I thought I'd share my latest project; a band driven 4 wheel drive chassis mounted to a modified Scalextric JGTC Nissan Skyline body.
The separately driven rear wheels are meant to mimic the effect of a differential but without the need for lots of tiny cogs lol
Each rear wheel is also damped with a sort of inboard damper set-up with the suspension components taken from a Ninco Mitsubishi.
It took a while to fine-tune the body-chassis attachments but I think the stance works pretty well. Although I might have to extend the wheelarches slightly to cover the wheels fully! lol
The front mounts are made from wooden dowel cut down to size and Araldited into place whereas the rear screws thread into the piece of the original chassis that mounts into the rear of the car.
I tried to keep the bottom of the chassis as 'clean' as possible for aesthetic purposes but also to minimise the risk of anything catching on the track joins.
The Slot.It motor mount is mounted at the front and drives the front wheels which send drive to the rears via two 4WD pulley systems. The pulleys are just tight enough so that they can drive the car without the front wheels but also loose enough to allow a small amount of slip. This should hopefully provide that 'differential effect' by acting like a clutch.

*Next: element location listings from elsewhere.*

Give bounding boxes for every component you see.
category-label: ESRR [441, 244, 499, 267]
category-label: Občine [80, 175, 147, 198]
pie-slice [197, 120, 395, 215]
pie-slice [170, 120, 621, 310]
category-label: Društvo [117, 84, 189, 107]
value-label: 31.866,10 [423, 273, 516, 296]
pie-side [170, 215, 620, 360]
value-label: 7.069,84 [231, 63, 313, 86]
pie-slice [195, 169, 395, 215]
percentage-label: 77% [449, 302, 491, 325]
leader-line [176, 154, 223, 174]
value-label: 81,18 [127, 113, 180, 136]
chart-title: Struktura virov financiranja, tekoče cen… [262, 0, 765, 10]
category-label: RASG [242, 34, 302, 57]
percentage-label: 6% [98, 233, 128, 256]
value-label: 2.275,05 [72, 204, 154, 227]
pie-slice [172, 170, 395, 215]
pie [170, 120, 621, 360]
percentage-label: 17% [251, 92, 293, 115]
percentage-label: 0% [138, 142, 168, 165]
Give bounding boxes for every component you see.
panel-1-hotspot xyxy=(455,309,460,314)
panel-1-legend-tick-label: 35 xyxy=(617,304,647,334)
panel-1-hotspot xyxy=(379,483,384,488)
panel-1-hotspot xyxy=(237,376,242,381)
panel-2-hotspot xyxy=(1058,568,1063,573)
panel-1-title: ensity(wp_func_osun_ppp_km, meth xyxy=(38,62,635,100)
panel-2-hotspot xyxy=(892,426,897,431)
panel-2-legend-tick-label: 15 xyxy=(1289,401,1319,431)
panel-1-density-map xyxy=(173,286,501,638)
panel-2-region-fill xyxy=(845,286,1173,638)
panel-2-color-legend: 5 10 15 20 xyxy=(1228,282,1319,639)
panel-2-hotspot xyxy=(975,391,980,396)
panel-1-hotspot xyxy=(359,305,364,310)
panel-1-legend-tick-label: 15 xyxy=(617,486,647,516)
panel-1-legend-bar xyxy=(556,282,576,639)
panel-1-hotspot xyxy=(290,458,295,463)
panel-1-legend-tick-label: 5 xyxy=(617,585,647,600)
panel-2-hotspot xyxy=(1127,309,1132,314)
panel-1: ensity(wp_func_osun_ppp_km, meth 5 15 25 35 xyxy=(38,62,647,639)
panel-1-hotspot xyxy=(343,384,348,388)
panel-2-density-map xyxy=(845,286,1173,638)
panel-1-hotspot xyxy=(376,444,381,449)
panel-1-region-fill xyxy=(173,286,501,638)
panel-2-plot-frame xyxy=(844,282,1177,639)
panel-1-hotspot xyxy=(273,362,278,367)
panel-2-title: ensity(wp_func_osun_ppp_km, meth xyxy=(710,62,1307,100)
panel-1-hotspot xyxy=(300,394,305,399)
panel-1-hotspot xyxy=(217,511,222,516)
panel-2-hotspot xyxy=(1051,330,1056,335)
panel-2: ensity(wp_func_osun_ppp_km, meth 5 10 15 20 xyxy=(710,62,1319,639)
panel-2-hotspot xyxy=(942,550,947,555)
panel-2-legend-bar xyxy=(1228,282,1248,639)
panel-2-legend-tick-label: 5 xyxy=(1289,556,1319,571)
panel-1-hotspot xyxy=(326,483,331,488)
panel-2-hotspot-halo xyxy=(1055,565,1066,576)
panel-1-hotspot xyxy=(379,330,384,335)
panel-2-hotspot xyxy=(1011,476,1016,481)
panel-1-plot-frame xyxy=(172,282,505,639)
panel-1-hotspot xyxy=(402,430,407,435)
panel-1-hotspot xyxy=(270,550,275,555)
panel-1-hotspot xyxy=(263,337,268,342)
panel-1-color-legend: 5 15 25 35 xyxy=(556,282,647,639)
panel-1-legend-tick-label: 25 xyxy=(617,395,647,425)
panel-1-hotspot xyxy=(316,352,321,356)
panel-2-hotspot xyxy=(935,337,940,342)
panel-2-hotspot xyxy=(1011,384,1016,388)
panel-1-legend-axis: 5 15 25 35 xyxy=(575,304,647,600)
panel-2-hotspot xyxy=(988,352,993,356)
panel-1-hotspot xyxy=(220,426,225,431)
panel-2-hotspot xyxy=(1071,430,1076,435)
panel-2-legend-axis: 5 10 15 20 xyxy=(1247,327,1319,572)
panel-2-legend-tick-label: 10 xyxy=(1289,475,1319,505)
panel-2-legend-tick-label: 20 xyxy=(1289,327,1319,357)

The rear wheels are mounted on separate axles which are held in pieces of brass tube cut to size, which in turn are mounted into two vertical pieces of brass sheet. These are mounted into two slots cut into the chassis plate and Araldited in place for strength.
These wheel mounts are placed on two flexible arms cut into the main chassis plate and run along side the central piece onto which the body and motor mount are attached. This allows the wheels to 'float' separately from the body and main chassis. However, due to the flexibility of the chassis, I needed a means of damping the movement. As such, I have glued a double bearing onto the inside of each rear axle which is then snapped into the blue suspension unit. This allows a nice amount of vertical movement and should hopefully keep the rear wheels planted nicely, improving traction.
Here's a couple more shots.
I hope you like it and if you have any advice or comments, please don't hesitate to reply!
It's a little bit strange to drive tbh. It's got lots of grip out of the corners and it's easy to hustle through them, but the combination of the NC5 and the band drive means it brakes very hard and stops on a dime.
I've just changed the rear axles for one continuous one to try and reduce the tail stepping out so much so I'll see if that helps.